Nonetheless, the US and her allies will be almost certain to rush to defend the Jewish state, itself likely to face an assault from neighbors that it could not possibly do anything but respond to, further deepening any crisis. There is even the possibility that Russia and China may get involved, with highly unpredictable consequences. Russian realpolitik and self-service over Syria, highlighted by its blocking of UN Security Council resolutions and the on-going sale of arms to Assad’s butchers, indicate that Moscow are is not afraid to take controversial, indeed shameless, stances on Middle-Eastern issues.
Such a war, against a military power not only far superior to Saddam’s sanction-crushed army, but the main sponsor of the Iraqi insurgency and against the howling lessons of history will bear forth new nightmares to tackle at a time when the threat of (just about) preventable future environmental catastrophe and raging economic instability already burden the world.

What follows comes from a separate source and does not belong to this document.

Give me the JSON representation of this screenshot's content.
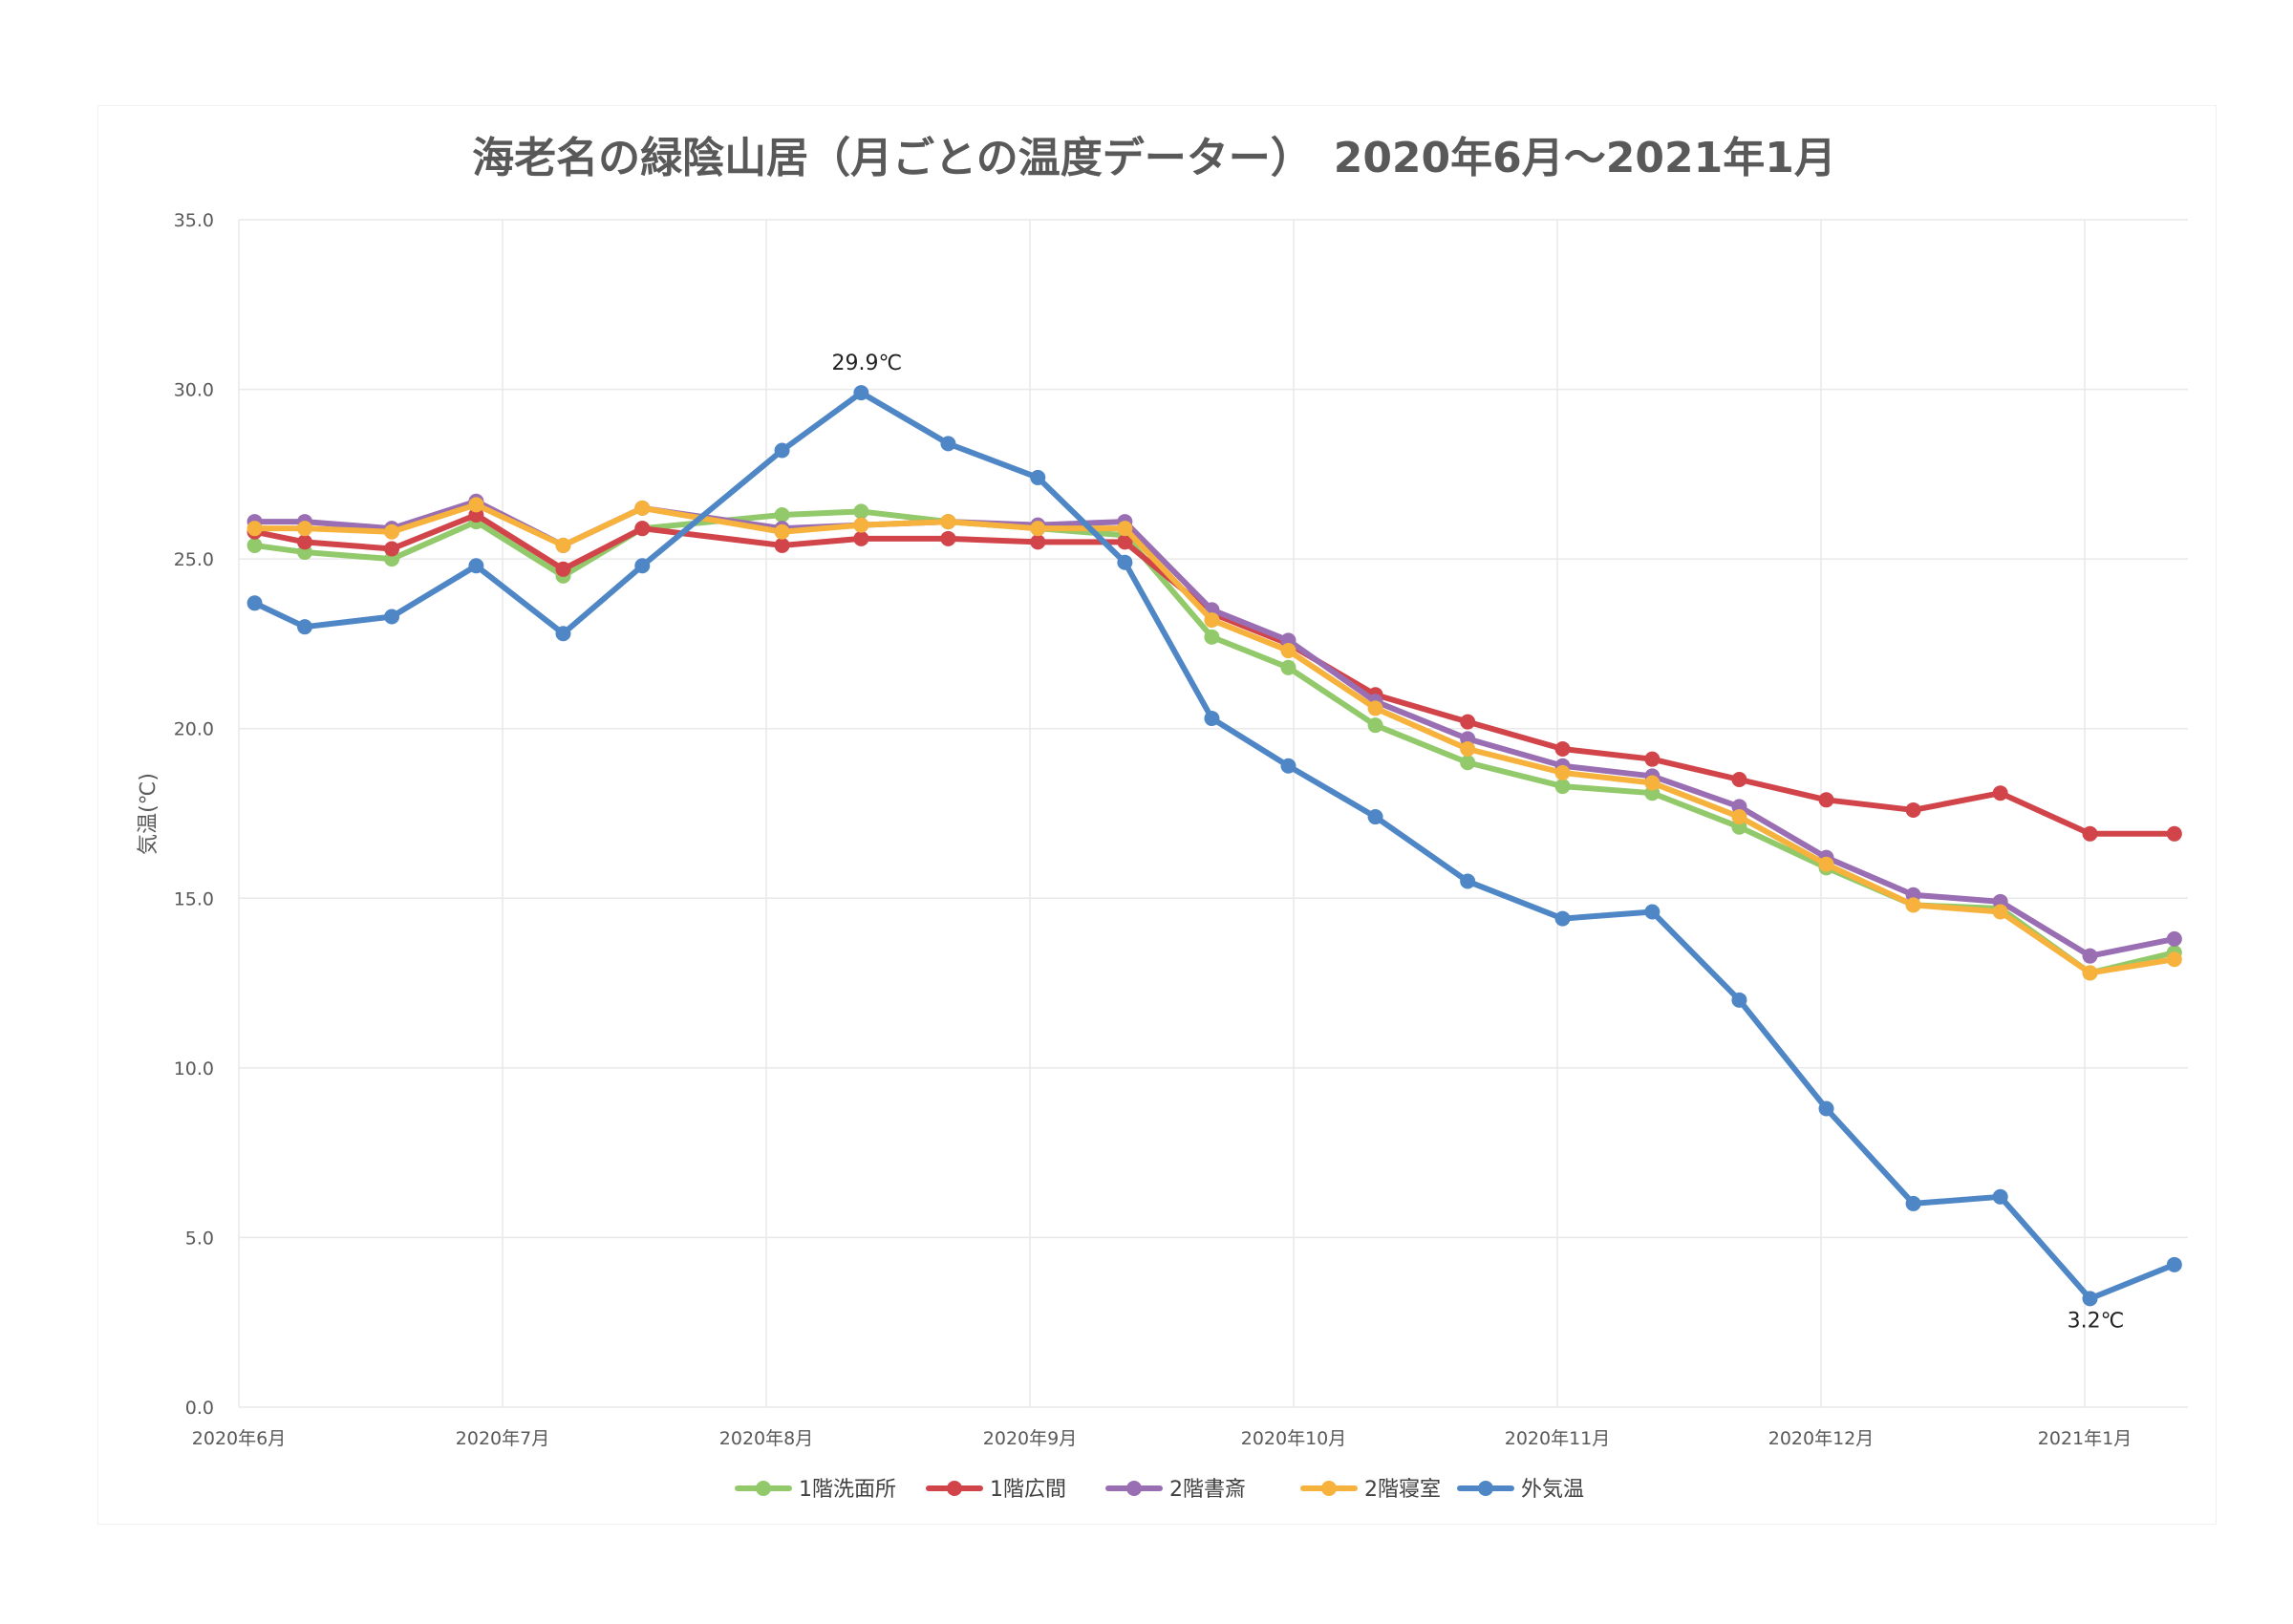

With the stakes so high, with recent history so instructively nightmarish, I recall a conversation it was my honor to have with perhaps the greatest living war journalist in the world, Robert Fisk, on the nature of war. His reflection, like Jackson’s historic observation, was piercing and offers an insight into why our political representatives may play the “war card” so reflexively in moments of crisis.
Recalling how few of the modern American and British politicians responsible for Iraq had seen combat, he lamented that the resulting disconnect with the results of their decisions created a wholly false relationship with the prospect of conflict: “Instead of seeing war as what it is – the complete failure of the human spirit … it becomes a policy option.”
In the post-9/11 era, with the trainwrecked, intellectually-dishonest, rhetoric of the “war on terror” behind us, should a war with Iran–if it indeed it comes– launched on the basis of anticipatory self-defense, be acceptable without every attempt to avoid the possibility already exhausted?
If a war occurs in this manner, no doubt we will cry “never again!” from the depths of our souls as we survey its harrowed victims from this side of the reality of war. But to say this in such circumstances, surely can be forgiven only if, in doing so, we are unaware of how we mock the past, ourselves, future generations, and the tortured human spirit.